Future EU missions need to deploy rapidly, and when they get there they are more likely to face a problem from guerillas than from conventional tanks and aircraft. The Europeans therefore need more professional troops that can move at short notice, plus special forces which are skilled at using intelligence. That is why, when Jacques Chirac and Tony Blair met at Le Touquet in February this year, they agreed that the EU should be able to deploy air, sea, and land forces within 5-10 days. That would be a great improvement on the EU's current plan for a so-called reaction force that should be able to move at 60 days' notice. EU leaders should support this initiative, and beef up the numbers of elite and special operations forces that are available for EU missions. This effort should reinforce NATO's own plan for a rapid reaction force: the same troops would be available to the EU and NATO.
The Europeans need not invest in all the things that the Americans do. They do not have the same global priorities, and do not intend to 'shock and awe' their opponents. Furthermore, European governments are not willing to spend comparable amounts of money on defence, which limits their choices further - Europeans spend roughly 2 per cent of GDP on defence whereas the US spends close to 3.5 per cent. So the Europeans cannot afford to invest in many cutting-edge technologies such as unmanned aerial combat vehicles and miniature robots for intelligence gathering. Instead the Europeans should place more emphasis on pooling existing military equipment. For example, countries could share the costs of maintaining and operating aircraft, since they often buy the same type. The recent decision by France and Germany to set up a joint 'top gun' school for their attack helicopter pilots and mechanics is a small step in the right direction.
EU leaders should also assess what additional capabilities the Union needs to counter new security threats. In June 2003 EU foreign policy chief Javier Solana presented the first draft of an EU security strategy to member-state governments. The document contains surprisingly tough language that rightly focuses on threats like terrorism, the proliferation of weapons of mass destruction (WMD), and failed states.
The EU cannot tackle these new priorities without improving its record of intelligence co-operation. European governments ended up so divided in Iraq, partly because they did not share their threat assessments. Now that the EU itself is running military operations, it needs its own intelligence-pooling arrangements. A certain amount of national intelligence is fed into Javier Solana's situation centre in the Council of Ministers. And the member-states are making tentative moves to share internal security intelligence assessments at the EU level through Europol (the European police body). But they need to step up the quantity and quality of the political and military assessments that they share with their EU partners.
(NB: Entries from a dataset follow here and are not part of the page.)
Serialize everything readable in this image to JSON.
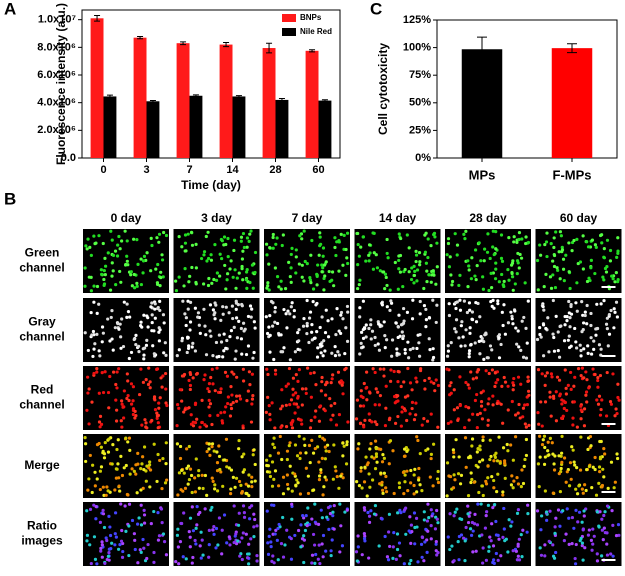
{
  "panel_labels": [
    "A",
    "B",
    "C"
  ],
  "chart_data": [
    {
      "type": "bar",
      "x_label": "Time (day)",
      "y_label": "Fluorescence intensity (a.u.)",
      "categories": [
        "0",
        "3",
        "7",
        "14",
        "28",
        "60"
      ],
      "series": [
        {
          "name": "BNPs",
          "color": "#ff1a1a",
          "values": [
            10100000,
            8700000,
            8300000,
            8200000,
            7950000,
            7750000
          ],
          "errors": [
            200000,
            80000,
            100000,
            150000,
            350000,
            80000
          ]
        },
        {
          "name": "Nile Red",
          "color": "#000000",
          "values": [
            4450000,
            4100000,
            4500000,
            4450000,
            4200000,
            4150000
          ],
          "errors": [
            100000,
            60000,
            60000,
            60000,
            100000,
            60000
          ]
        }
      ],
      "ylim": [
        0,
        10700000
      ],
      "yticks": [
        {
          "value": 0,
          "label": "0.0"
        },
        {
          "value": 2000000,
          "label": "2.0x10⁶"
        },
        {
          "value": 4000000,
          "label": "4.0x10⁶"
        },
        {
          "value": 6000000,
          "label": "6.0x10⁶"
        },
        {
          "value": 8000000,
          "label": "8.0x10⁶"
        },
        {
          "value": 10000000,
          "label": "1.0x10⁷"
        }
      ],
      "legend": "upper right"
    },
    {
      "type": "bar",
      "y_label": "Cell cytotoxicity",
      "categories": [
        "MPs",
        "F-MPs"
      ],
      "values": [
        98.5,
        99.5
      ],
      "errors": [
        11,
        4
      ],
      "colors": [
        "#000000",
        "#ff0000"
      ],
      "ylim": [
        0,
        125
      ],
      "yticks": [
        {
          "value": 0,
          "label": "0%"
        },
        {
          "value": 25,
          "label": "25%"
        },
        {
          "value": 50,
          "label": "50%"
        },
        {
          "value": 75,
          "label": "75%"
        },
        {
          "value": 100,
          "label": "100%"
        },
        {
          "value": 125,
          "label": "125%"
        }
      ]
    }
  ],
  "panel_b": {
    "columns": [
      "0 day",
      "3 day",
      "7 day",
      "14 day",
      "28 day",
      "60 day"
    ],
    "rows": [
      [
        "Green",
        "channel"
      ],
      [
        "Gray",
        "channel"
      ],
      [
        "Red",
        "channel"
      ],
      [
        "Merge"
      ],
      [
        "Ratio",
        "images"
      ]
    ]
  }
}
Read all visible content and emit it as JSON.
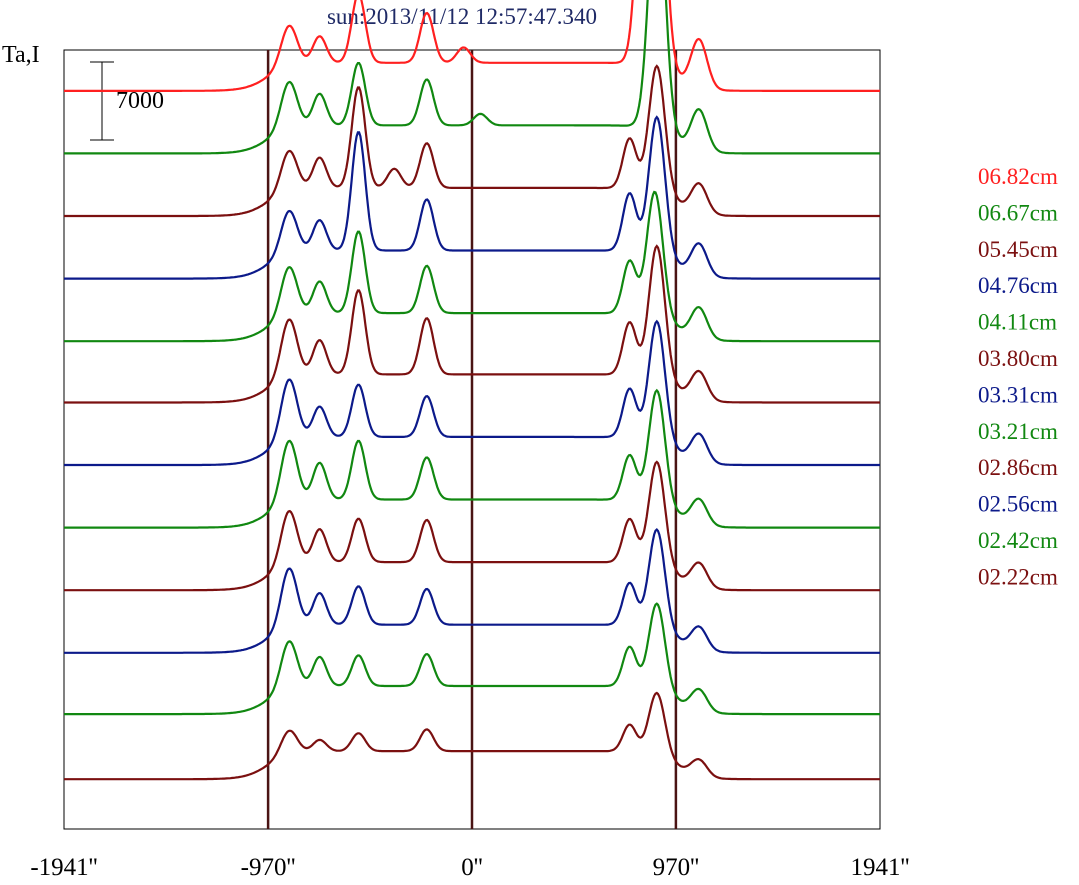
{
  "chart_data": {
    "type": "line",
    "title": "sun:2013/11/12 12:57:47.340",
    "ylabel": "Ta,I",
    "scale_bar_label": "7000",
    "x_ticks": [
      {
        "value": -1941,
        "label": "-1941''"
      },
      {
        "value": -970,
        "label": "-970''"
      },
      {
        "value": 0,
        "label": "0''"
      },
      {
        "value": 970,
        "label": "970''"
      },
      {
        "value": 1941,
        "label": "1941''"
      }
    ],
    "vlines": [
      -970,
      0,
      970
    ],
    "xlim": [
      -1941,
      1941
    ],
    "offset_step": 4800,
    "ylim": [
      0,
      61000
    ],
    "series": [
      {
        "name": "06.82cm",
        "color": "#ff2020",
        "baseline": 5000,
        "peaks": [
          [
            -870,
            3200
          ],
          [
            -725,
            2100
          ],
          [
            -540,
            5400
          ],
          [
            -215,
            3900
          ],
          [
            -40,
            1200
          ],
          [
            830,
            21500
          ],
          [
            880,
            19400
          ],
          [
            1080,
            3800
          ]
        ]
      },
      {
        "name": "06.67cm",
        "color": "#118811",
        "baseline": 4900,
        "peaks": [
          [
            -870,
            3700
          ],
          [
            -725,
            2500
          ],
          [
            -540,
            4900
          ],
          [
            -215,
            3600
          ],
          [
            40,
            900
          ],
          [
            880,
            19800
          ],
          [
            1080,
            3200
          ]
        ]
      },
      {
        "name": "05.45cm",
        "color": "#7b1010",
        "baseline": 4800,
        "peaks": [
          [
            -870,
            3200
          ],
          [
            -725,
            2400
          ],
          [
            -540,
            7900
          ],
          [
            -215,
            3500
          ],
          [
            -370,
            1500
          ],
          [
            750,
            3900
          ],
          [
            880,
            9900
          ],
          [
            1080,
            2300
          ]
        ]
      },
      {
        "name": "04.76cm",
        "color": "#0c1a8a",
        "baseline": 4700,
        "peaks": [
          [
            -870,
            3400
          ],
          [
            -725,
            2400
          ],
          [
            -540,
            9300
          ],
          [
            -215,
            4000
          ],
          [
            750,
            4500
          ],
          [
            880,
            10800
          ],
          [
            1080,
            2500
          ]
        ]
      },
      {
        "name": "04.11cm",
        "color": "#118811",
        "baseline": 4600,
        "peaks": [
          [
            -870,
            3900
          ],
          [
            -725,
            2500
          ],
          [
            -540,
            6400
          ],
          [
            -215,
            3700
          ],
          [
            750,
            4100
          ],
          [
            870,
            9800
          ],
          [
            1080,
            2400
          ]
        ]
      },
      {
        "name": "03.80cm",
        "color": "#7b1010",
        "baseline": 4600,
        "peaks": [
          [
            -870,
            4600
          ],
          [
            -725,
            2700
          ],
          [
            -540,
            6600
          ],
          [
            -215,
            4400
          ],
          [
            750,
            4100
          ],
          [
            880,
            10400
          ],
          [
            1080,
            2200
          ]
        ]
      },
      {
        "name": "03.31cm",
        "color": "#0c1a8a",
        "baseline": 4500,
        "peaks": [
          [
            -870,
            4800
          ],
          [
            -725,
            2400
          ],
          [
            -540,
            4100
          ],
          [
            -215,
            3200
          ],
          [
            750,
            3800
          ],
          [
            880,
            9400
          ],
          [
            1080,
            2200
          ]
        ]
      },
      {
        "name": "03.21cm",
        "color": "#118811",
        "baseline": 4400,
        "peaks": [
          [
            -870,
            4900
          ],
          [
            -725,
            2900
          ],
          [
            -540,
            4600
          ],
          [
            -215,
            3300
          ],
          [
            750,
            3500
          ],
          [
            880,
            8900
          ],
          [
            1080,
            2000
          ]
        ]
      },
      {
        "name": "02.86cm",
        "color": "#7b1010",
        "baseline": 4300,
        "peaks": [
          [
            -870,
            4300
          ],
          [
            -725,
            2600
          ],
          [
            -540,
            3400
          ],
          [
            -215,
            3300
          ],
          [
            750,
            3400
          ],
          [
            880,
            8200
          ],
          [
            1080,
            1900
          ]
        ]
      },
      {
        "name": "02.56cm",
        "color": "#0c1a8a",
        "baseline": 4200,
        "peaks": [
          [
            -870,
            4700
          ],
          [
            -725,
            2500
          ],
          [
            -540,
            3000
          ],
          [
            -215,
            2800
          ],
          [
            750,
            3300
          ],
          [
            880,
            7800
          ],
          [
            1080,
            1800
          ]
        ]
      },
      {
        "name": "02.42cm",
        "color": "#118811",
        "baseline": 4200,
        "peaks": [
          [
            -870,
            3800
          ],
          [
            -725,
            2300
          ],
          [
            -540,
            2400
          ],
          [
            -215,
            2500
          ],
          [
            750,
            3100
          ],
          [
            880,
            6800
          ],
          [
            1080,
            1700
          ]
        ]
      },
      {
        "name": "02.22cm",
        "color": "#7b1010",
        "baseline": 3900,
        "peaks": [
          [
            -870,
            1900
          ],
          [
            -725,
            900
          ],
          [
            -540,
            1400
          ],
          [
            -215,
            1700
          ],
          [
            750,
            2100
          ],
          [
            880,
            4900
          ],
          [
            1080,
            1300
          ]
        ]
      }
    ]
  }
}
As a start, member-states should create a European intelligence committee, working for Javier Solana. The committee would bring together senior intelligence officers seconded from national agencies, and filter various national assessments to produce common assessments for the foreign ministers and Javier Solana. The EU will contribute more effectively to global security if it can develop stronger elite forces and better intelligence assessment capabilities.